Ciné Sorbonne ressort le 15 avril dans la salle de la Filmothèque du Quartier Latin et au cinéma Mac Mahon à Paris – une distribution en province suivra – Les Tueurs (The Killers, 1945) de Robert Siodmak et À bout portant (The Killers, 1964) de Don Siegel.
Un film et son remake.

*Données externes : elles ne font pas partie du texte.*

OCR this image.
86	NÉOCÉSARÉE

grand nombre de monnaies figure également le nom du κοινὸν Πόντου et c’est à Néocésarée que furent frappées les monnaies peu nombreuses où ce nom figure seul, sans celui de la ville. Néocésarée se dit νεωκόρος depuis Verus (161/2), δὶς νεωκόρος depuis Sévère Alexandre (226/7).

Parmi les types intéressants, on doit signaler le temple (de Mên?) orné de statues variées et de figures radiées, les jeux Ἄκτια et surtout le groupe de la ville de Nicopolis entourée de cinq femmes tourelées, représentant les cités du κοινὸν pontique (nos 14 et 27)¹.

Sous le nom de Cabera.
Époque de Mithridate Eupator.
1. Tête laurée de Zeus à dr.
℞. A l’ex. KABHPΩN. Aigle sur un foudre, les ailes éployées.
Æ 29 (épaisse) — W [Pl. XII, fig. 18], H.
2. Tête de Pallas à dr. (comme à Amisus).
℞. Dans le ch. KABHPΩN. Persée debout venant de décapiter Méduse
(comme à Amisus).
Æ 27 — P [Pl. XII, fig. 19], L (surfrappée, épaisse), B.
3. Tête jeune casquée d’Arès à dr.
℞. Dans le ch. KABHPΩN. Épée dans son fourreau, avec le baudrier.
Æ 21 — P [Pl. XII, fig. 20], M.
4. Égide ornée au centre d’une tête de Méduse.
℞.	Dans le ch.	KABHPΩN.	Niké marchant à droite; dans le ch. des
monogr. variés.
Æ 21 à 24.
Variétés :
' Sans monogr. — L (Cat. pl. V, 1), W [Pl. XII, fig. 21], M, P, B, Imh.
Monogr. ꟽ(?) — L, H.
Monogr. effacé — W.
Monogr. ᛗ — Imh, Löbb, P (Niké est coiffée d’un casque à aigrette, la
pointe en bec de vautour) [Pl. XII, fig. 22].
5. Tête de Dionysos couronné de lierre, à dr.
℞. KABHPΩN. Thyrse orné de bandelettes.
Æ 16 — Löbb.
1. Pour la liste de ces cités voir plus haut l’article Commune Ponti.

Ou plus précisément deux adaptations cinématographiques différentes de la même nouvelle de Ernest Hemingway publiée pour la première fois en 1927. Mais surtout deux moments de l’histoire du cinéma américain, deux œuvres symptomatiques des mutations esthétiques et industrielles survenues à Hollywood entre les années 40 et 60.
Le long métrage de Siodmak est un titre canonique du film noir. Tous les ingrédients sont réunis pour aboutir à un chef-d’œuvre absolu du genre. Le scénario est signé Anthony Veiller mais John Huston et Richard Brooks auraient participé à son écriture. Le film ne retient que le point de départ de la nouvelle de Hemingway, avec l’arrivée des deux tueurs et l’exécution de leur contrat. Ensuite, tout ou presque a été inventé par les scénaristes. Un courtier d’assurance mène l’enquête et interroge plusieurs témoins afin de comprendre les raisons et les circonstances du meurtre de son client. Le récit est ainsi constitué d’une série de retours en arrière avec une vision fragmentaire de l’histoire et du personnage du « Suédois » qui s’éclairent à fur et à mesure que le film avance. La structure narrative des Tueurs et son esthétique glacée en font un modèle indépassable, avec quelques autres titres, du film noir hollywoodien des années 40. C’est une véritable mécanique d’horloger où chaque élément est parfaitement à sa place, et dessine une vision du monde d’un pessimisme radical, où le protagoniste – un perdant, un ange déchu – avance inexorablement vers la mort, et où la femme est forcément fatale et d’une beauté vénéneuse. Le film de Siodmak fera de Burt Lancaster et Ava Gardner, au début de leurs carrières respectives, des stars. On peut comprendre pourquoi en revoyant Les Tueurs, qui sublime ses deux interprètes principaux, au charisme extraordinaire. Ava Gardner reste dans ce film l’une des apparitions les plus érotiques de l’histoire du cinéma.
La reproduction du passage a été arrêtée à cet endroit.